Orde Baru mulai menyadari permasalahan utama adalah jarak mereka dengan kelompok Islam yang selama ini merasa warga kelas dua. Hal yang coba diperbaiki pada awal 1990-an. Namun semua sudah terlambat. Masalah negara dengan kelompok Islam sejatinya masih sama hingga kini. Sejumlah kelompok Islam masih merasa berjarak, baik secara ekonomi, politik, dan keadilan. Mereka yang merasa berjarak dan diperlakukan tidak adil, akhirnya merasa terwakili oleh narasi yang dibawa HRS. HRS mampu mencuri ruang yang ditinggalkan negara di hati masyarakat yang merasa menjadi warga kelas dua.

Jarak antara kelompok Islam dan ceruk perekonomian, politik, dan keadilan dinilai merupakan warisan dari sistem politik era kolonial. Robinson (1986) menilai perekonomian Indonesia sejak era kolonial telah diklaster. Akumulasi kekuasaan hanya terkonsentrasi pada segelintir kelompok tertentu.
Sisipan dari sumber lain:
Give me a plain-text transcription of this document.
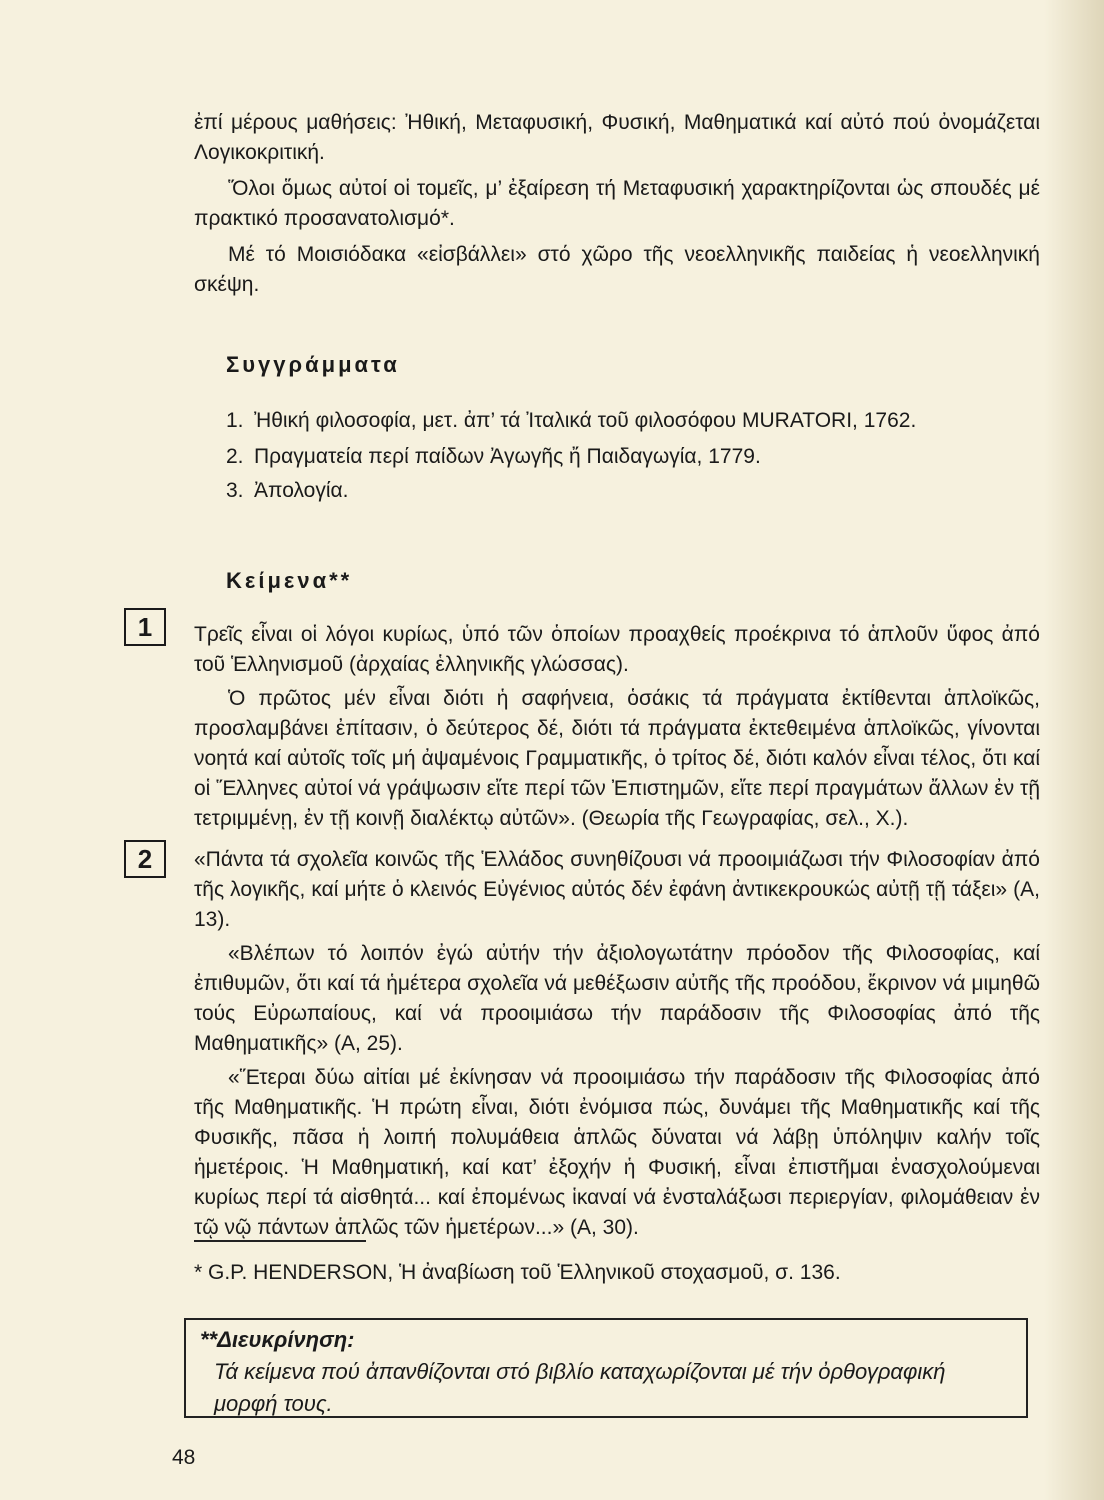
ἐπί μέρους μαθήσεις: Ἠθική, Μεταφυσική, Φυσική, Μαθηματικά καί αὐτό πού ὀνομάζεται Λογικοκριτική.

Ὅλοι ὅμως αὐτοί οἱ τομεῖς, μ’ ἐξαίρεση τή Μεταφυσική χαρακτηρίζονται ὡς σπουδές μέ πρακτικό προσανατολισμό*.

Μέ τό Μοισιόδακα «εἰσβάλλει» στό χῶρο τῆς νεοελληνικῆς παιδείας ἡ νεοελληνική σκέψη.

Συγγράμματα
1. Ἠθική φιλοσοφία, μετ. ἀπ’ τά Ἰταλικά τοῦ φιλοσόφου MURATORI, 1762.
2. Πραγματεία περί παίδων Ἀγωγῆς ἤ Παιδαγωγία, 1779.
3. Ἀπολογία.
Κείμενα**
1	Τρεῖς εἶναι οἱ λόγοι κυρίως, ὑπό τῶν ὁποίων προαχθείς προέκρινα τό ἁπλοῦν ὕφος ἀπό τοῦ Ἑλληνισμοῦ (ἀρχαίας ἑλληνικῆς γλώσσας).

Ὁ πρῶτος μέν εἶναι διότι ἡ σαφήνεια, ὁσάκις τά πράγματα ἐκτίθενται ἁπλοϊκῶς, προσλαμβάνει ἐπίτασιν, ὁ δεύτερος δέ, διότι τά πράγματα ἐκτεθειμένα ἁπλοϊκῶς, γίνονται νοητά καί αὐτοῖς τοῖς μή ἀψαμένοις Γραμματικῆς, ὁ τρίτος δέ, διότι καλόν εἶναι τέλος, ὅτι καί οἱ Ἕλληνες αὐτοί νά γράψωσιν εἴτε περί τῶν Ἐπιστημῶν, εἴτε περί πραγμάτων ἄλλων ἐν τῇ τετριμμένῃ, ἐν τῇ κοινῇ διαλέκτῳ αὐτῶν». (Θεωρία τῆς Γεωγραφίας, σελ., Χ.).

2	«Πάντα τά σχολεῖα κοινῶς τῆς Ἑλλάδος συνηθίζουσι νά προοιμιάζωσι τήν Φιλοσοφίαν ἀπό τῆς λογικῆς, καί μήτε ὁ κλεινός Εὐγένιος αὐτός δέν ἐφάνη ἀντικεκρουκώς αὐτῇ τῇ τάξει» (Α, 13).

«Βλέπων τό λοιπόν ἐγώ αὐτήν τήν ἀξιολογωτάτην πρόοδον τῆς Φιλοσοφίας, καί ἐπιθυμῶν, ὅτι καί τά ἡμέτερα σχολεῖα νά μεθέξωσιν αὐτῆς τῆς προόδου, ἔκρινον νά μιμηθῶ τούς Εὐρωπαίους, καί νά προοιμιάσω τήν παράδοσιν τῆς Φιλοσοφίας ἀπό τῆς Μαθηματικῆς» (Α, 25).

«Ἕτεραι δύω αἰτίαι μέ ἐκίνησαν νά προοιμιάσω τήν παράδοσιν τῆς Φιλοσοφίας ἀπό τῆς Μαθηματικῆς. Ἡ πρώτη εἶναι, διότι ἐνόμισα πώς, δυνάμει τῆς Μαθηματικῆς καί τῆς Φυσικῆς, πᾶσα ἡ λοιπή πολυμάθεια ἁπλῶς δύναται νά λάβῃ ὑπόληψιν καλήν τοῖς ἡμετέροις. Ἡ Μαθηματική, καί κατ’ ἐξοχήν ἡ Φυσική, εἶναι ἐπιστῆμαι ἐνασχολούμεναι κυρίως περί τά αἰσθητά... καί ἐπομένως ἱκαναί νά ἐνσταλάξωσι περιεργίαν, φιλομάθειαν ἐν τῷ νῷ πάντων ἁπλῶς τῶν ἡμετέρων...» (Α, 30).

* G.P. HENDERSON, Ἡ ἀναβίωση τοῦ Ἑλληνικοῦ στοχασμοῦ, σ. 136.
**Διευκρίνηση:
Τά κείμενα πού ἀπανθίζονται στό βιβλίο καταχωρίζονται μέ τήν ὀρθογραφική μορφή τους.
48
Situasi yang terus bertahan hingga era Orde Baru.

Inklusivitas politik dan ekonomi sejak awal tidak terbentuk di negeri ini. Akibatnya banyak kelompok Islam yang merasa terpinggirkan. Acemoglu dan Robinson (2012) mengatakan, selama sistem politik dan ekonomi yang dibangun sebuah negara bersifat estraktif/tidak inklusif maka negara itu akan berujung pada kegagalan. Sebagai contoh Amerika Latin yang kaya sumber daya alam nyatanya jauh lebih terbelakang dari benua Amerika di Utara (Kanada dan AS) yang SDA-nya justru terbatas. Sebab AS dan Kanada lebih inklusif dibandingkan Latin yang ekstraktif yang mana ekonominya lebih terpusat kepada segelintir elit.
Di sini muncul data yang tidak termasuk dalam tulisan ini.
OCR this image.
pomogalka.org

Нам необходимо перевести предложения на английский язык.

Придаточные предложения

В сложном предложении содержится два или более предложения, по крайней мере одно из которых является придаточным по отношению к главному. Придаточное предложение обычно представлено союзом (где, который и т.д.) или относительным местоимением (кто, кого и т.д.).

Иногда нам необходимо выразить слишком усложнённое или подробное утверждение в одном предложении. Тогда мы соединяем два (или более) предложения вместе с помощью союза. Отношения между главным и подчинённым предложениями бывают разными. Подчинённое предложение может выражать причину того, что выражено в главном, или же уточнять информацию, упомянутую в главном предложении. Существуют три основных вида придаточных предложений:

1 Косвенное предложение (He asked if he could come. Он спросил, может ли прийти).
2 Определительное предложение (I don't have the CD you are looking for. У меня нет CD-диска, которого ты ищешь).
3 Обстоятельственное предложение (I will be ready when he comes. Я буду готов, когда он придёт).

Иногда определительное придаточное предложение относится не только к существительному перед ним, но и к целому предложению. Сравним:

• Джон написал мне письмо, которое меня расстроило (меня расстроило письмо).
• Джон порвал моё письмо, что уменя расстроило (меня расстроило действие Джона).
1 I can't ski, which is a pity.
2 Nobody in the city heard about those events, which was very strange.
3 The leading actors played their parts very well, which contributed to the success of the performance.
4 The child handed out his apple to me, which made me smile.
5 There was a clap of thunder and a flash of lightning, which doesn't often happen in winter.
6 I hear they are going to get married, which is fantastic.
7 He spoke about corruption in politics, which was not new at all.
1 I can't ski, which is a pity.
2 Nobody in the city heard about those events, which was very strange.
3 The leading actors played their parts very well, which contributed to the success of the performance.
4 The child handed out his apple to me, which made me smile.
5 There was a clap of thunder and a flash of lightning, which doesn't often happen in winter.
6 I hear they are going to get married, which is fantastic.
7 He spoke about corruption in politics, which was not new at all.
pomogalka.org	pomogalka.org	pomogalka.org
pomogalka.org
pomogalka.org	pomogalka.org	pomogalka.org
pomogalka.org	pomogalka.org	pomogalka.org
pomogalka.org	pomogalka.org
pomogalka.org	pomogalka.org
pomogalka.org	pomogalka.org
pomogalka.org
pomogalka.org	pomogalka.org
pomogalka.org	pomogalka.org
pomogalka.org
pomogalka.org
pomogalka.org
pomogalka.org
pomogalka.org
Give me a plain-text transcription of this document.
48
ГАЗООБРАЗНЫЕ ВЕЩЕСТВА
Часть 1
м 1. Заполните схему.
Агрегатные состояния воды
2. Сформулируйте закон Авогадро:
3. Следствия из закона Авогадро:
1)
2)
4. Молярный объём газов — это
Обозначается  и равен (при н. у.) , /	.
Melihat fakta itu jangan heran jika kemudian kelompok Islam terpinggirkan. Sebab secara kualitas, harus diakui pendidikan kelompok Islam masih tertinggal.

Walhasil tesis Acemoglu dan Robinson (2012) menunjukkan bahwa semakin tidak inklusif (ekstraktif) sebuah negara maka akan semakin rawan konflik. Semakin tidak inklusif, negara semakin menuju kepada kegagalan. Ini sesuai dengan judul buku yang ditulis Acemoglu dan Robinson, Why Nation Fail.
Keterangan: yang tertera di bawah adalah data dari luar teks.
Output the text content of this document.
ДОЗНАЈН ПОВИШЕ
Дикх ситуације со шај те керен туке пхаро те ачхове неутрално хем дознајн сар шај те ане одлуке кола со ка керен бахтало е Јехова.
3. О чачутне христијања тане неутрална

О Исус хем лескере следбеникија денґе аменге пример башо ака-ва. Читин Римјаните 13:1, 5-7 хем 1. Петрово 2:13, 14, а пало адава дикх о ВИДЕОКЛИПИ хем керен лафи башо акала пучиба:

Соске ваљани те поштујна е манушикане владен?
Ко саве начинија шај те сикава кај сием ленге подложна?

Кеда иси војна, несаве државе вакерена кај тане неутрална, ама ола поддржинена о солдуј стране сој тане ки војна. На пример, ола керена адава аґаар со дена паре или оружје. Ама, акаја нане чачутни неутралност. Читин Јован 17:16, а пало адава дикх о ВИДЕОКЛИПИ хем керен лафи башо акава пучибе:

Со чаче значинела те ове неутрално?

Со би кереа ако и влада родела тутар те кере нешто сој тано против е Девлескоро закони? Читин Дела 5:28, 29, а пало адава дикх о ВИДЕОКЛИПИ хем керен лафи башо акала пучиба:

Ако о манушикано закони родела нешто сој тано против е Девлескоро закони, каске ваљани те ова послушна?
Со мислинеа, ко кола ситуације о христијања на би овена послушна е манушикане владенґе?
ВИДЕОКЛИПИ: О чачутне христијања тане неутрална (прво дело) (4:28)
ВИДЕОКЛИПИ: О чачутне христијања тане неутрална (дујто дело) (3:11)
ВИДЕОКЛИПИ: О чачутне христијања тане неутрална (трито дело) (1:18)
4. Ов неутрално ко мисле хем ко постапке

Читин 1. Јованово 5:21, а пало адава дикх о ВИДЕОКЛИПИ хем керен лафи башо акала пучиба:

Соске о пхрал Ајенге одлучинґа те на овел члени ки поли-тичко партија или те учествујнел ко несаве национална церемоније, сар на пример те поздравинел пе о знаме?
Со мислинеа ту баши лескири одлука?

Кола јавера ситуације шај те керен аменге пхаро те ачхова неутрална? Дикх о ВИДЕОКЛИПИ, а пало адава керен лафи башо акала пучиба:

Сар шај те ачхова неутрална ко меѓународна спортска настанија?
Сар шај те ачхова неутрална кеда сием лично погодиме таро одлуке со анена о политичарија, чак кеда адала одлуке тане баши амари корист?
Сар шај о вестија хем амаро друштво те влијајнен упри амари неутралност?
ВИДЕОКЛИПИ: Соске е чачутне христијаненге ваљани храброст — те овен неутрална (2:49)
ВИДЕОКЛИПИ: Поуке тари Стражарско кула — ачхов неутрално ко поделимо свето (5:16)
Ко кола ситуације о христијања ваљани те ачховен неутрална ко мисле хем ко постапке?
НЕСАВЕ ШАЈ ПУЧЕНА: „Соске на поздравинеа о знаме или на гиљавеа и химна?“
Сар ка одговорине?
Inklusivitas pada kelompok Islam inilah yang menjadi persoalan sejak era kolonial. Lantas bagaimana mencari obat dari masalah inklusivitas ini? Rasanya untuk menjawab pertanyaan ini bisa dikaji dari dua sisi, yakni political will dari pemerintah dan komitmen kelompok Islam sendiri.

Kelompok Islam perlu serius dalam berkontemplasi. Apa yang disampaikan Robinson (1986) terkait warisan penumpukan modal dan kekuasaan politik pada kelompok tertentu tak bisa menjadi alasan utama. Apalagi jika kemudian kelompok Islam mengarahkan sentimennya pada etnis tertentu. Memang dalam pandangannya Robinson sempat menyinggung soal etnis tertentu yang sejak era kolonial mendapat tempat khusus. Hal yang menurut Robinson semakin menjadi di era Orde Baru.

Namun mengutip artikel yang ditulis Chatib Basri (1994) nyatanya pasangan Robinson tak sepenuhnya tepat. Sebaliknya kalangan etnis tertentu itu justru kerap mendapatkan kerugian, seperti dalam kasus monopoli cengkeh di era Orde Baru. Munculnya sejumlah pengusaha etnis tertentu di era Orde Baru dinilai tidak mewakili faktor ras, melainkan sekadar kedekatan person to person.